Logistic Regression – Variables to Include After Obtaining a Minimally Sufficient Set from a DAG

causalitydagepidemiologylogistic

I have created a DAG using daggity, and from this DAG, two variables need to be controlled to evaluate the unbiased total effect of the exposure on the outcome. However, I'm confused about whether I should only include the exposure, outcome, and the two variables that appear to be confounders in my logistic regression model? I understand that "the minimally sufficient adjustment set is the list of DAG elements that require adjustment (e.g., using regression, matching, or weighting) in order to accurately estimate the magnitude of the relationship between an exposure and an outcome", in this case, I can "adjust" this two variables (sex and age) by including them in the model in addition with my exposure and outcome?
Thanks!

Best Answer

Yes, if your DAG is correct and age/sex is the minimal adjustment set, you can include those variables in your logistic regression as controls. BUT:

  • Without knowing your research problem, it's impossible to judge the plausibility of your DAG, but generally observational studies including only demographic 'covariates of convenience' are unlikely to provide credible causal estimates. Does your theory really warrant a DAG that has only age/sex as confounders? Or are there likely to be other that you haven't considered.

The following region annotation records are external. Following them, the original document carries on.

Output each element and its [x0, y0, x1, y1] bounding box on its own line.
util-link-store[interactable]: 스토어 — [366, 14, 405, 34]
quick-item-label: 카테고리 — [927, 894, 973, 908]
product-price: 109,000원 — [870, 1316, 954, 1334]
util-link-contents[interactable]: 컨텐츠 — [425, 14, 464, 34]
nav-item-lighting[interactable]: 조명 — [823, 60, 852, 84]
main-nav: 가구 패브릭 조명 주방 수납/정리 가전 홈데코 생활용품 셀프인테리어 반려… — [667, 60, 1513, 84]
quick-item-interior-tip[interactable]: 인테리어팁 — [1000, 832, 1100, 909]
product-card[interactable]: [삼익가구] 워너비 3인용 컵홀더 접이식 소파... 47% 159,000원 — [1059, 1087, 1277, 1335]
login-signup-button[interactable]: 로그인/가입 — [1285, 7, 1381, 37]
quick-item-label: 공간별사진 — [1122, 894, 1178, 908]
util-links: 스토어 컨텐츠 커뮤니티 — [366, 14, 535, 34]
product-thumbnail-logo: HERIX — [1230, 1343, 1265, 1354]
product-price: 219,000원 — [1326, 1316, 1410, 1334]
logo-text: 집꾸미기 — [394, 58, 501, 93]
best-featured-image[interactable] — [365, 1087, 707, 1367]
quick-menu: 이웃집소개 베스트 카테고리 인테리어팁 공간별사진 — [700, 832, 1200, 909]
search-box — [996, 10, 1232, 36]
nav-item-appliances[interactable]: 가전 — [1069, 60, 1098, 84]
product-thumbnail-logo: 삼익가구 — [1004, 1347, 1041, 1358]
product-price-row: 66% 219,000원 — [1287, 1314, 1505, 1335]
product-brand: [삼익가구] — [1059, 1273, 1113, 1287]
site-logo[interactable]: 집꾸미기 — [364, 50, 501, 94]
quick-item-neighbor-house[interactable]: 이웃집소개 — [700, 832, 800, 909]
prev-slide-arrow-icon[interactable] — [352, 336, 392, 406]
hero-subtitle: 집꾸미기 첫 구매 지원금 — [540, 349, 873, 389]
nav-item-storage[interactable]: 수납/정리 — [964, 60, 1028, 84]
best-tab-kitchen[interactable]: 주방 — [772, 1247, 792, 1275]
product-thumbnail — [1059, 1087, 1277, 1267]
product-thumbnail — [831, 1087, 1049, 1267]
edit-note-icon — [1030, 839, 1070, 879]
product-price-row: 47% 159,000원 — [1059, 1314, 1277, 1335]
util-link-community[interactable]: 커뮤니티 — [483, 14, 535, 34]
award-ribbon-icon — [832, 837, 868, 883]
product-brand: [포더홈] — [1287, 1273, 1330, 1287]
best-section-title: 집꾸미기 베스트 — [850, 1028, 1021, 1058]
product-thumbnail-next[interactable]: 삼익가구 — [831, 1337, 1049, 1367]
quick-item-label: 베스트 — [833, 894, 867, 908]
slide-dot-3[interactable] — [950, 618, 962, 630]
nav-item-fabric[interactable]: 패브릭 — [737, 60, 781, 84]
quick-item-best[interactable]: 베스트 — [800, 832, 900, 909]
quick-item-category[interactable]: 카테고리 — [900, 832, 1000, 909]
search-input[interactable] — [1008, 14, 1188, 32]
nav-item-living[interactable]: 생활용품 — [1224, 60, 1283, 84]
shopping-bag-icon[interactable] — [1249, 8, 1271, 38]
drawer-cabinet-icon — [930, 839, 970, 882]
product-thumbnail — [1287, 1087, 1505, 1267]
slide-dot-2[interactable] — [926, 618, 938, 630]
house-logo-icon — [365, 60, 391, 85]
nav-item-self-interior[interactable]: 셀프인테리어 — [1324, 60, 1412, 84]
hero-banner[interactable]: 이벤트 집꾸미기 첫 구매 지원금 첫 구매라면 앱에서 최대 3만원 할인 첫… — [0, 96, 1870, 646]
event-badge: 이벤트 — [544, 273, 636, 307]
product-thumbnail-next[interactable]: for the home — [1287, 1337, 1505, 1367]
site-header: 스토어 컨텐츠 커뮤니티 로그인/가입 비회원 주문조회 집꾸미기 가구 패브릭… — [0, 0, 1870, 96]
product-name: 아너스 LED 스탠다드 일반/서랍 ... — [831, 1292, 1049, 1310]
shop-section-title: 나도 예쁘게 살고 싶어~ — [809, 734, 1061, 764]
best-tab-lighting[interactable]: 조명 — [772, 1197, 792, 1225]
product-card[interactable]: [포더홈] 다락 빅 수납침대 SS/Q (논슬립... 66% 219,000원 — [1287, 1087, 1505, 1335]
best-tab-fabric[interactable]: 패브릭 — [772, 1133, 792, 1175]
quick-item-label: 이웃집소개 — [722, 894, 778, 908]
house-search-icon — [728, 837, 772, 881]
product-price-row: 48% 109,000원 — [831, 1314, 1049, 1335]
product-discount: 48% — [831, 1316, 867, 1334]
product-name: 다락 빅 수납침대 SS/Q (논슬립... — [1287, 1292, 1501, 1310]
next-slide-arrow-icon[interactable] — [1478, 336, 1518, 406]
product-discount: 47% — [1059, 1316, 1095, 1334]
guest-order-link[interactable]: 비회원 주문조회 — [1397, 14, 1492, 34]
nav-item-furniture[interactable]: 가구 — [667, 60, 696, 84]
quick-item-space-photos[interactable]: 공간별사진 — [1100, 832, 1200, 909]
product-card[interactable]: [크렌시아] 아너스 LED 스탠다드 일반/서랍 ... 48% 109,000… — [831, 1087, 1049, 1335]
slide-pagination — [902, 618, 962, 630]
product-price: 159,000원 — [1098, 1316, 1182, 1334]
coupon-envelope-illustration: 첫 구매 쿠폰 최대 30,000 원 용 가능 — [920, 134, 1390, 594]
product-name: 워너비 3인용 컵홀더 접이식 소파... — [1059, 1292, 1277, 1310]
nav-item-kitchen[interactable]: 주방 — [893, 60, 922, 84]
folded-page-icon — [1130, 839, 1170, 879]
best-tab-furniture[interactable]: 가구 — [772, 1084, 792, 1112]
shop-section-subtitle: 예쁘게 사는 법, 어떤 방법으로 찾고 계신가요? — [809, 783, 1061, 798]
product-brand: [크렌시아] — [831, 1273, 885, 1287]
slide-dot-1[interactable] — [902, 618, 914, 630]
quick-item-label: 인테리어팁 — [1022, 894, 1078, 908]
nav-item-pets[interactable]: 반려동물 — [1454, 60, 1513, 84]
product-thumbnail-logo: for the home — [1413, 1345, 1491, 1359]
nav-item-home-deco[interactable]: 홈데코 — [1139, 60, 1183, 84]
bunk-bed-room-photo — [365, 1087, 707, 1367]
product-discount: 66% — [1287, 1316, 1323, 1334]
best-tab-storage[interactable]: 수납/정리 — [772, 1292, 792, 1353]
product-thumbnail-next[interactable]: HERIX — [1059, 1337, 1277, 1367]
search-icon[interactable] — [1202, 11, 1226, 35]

  • With logistic regression, controlling for other factors changes the estimand from a marginal odds ratio to a conditional odds ratio, which is often not desirable - the marginal odds ratio is more commonly what you're after, and conditional odds ratios may be (much) further from 1 than the marginal odds ratio. Usually, I would suggest back transforming to average marginal effects in percentage points, or you could consider using IPTW (instead of regression control) to estimate the marginal odds ratio with logistic regression.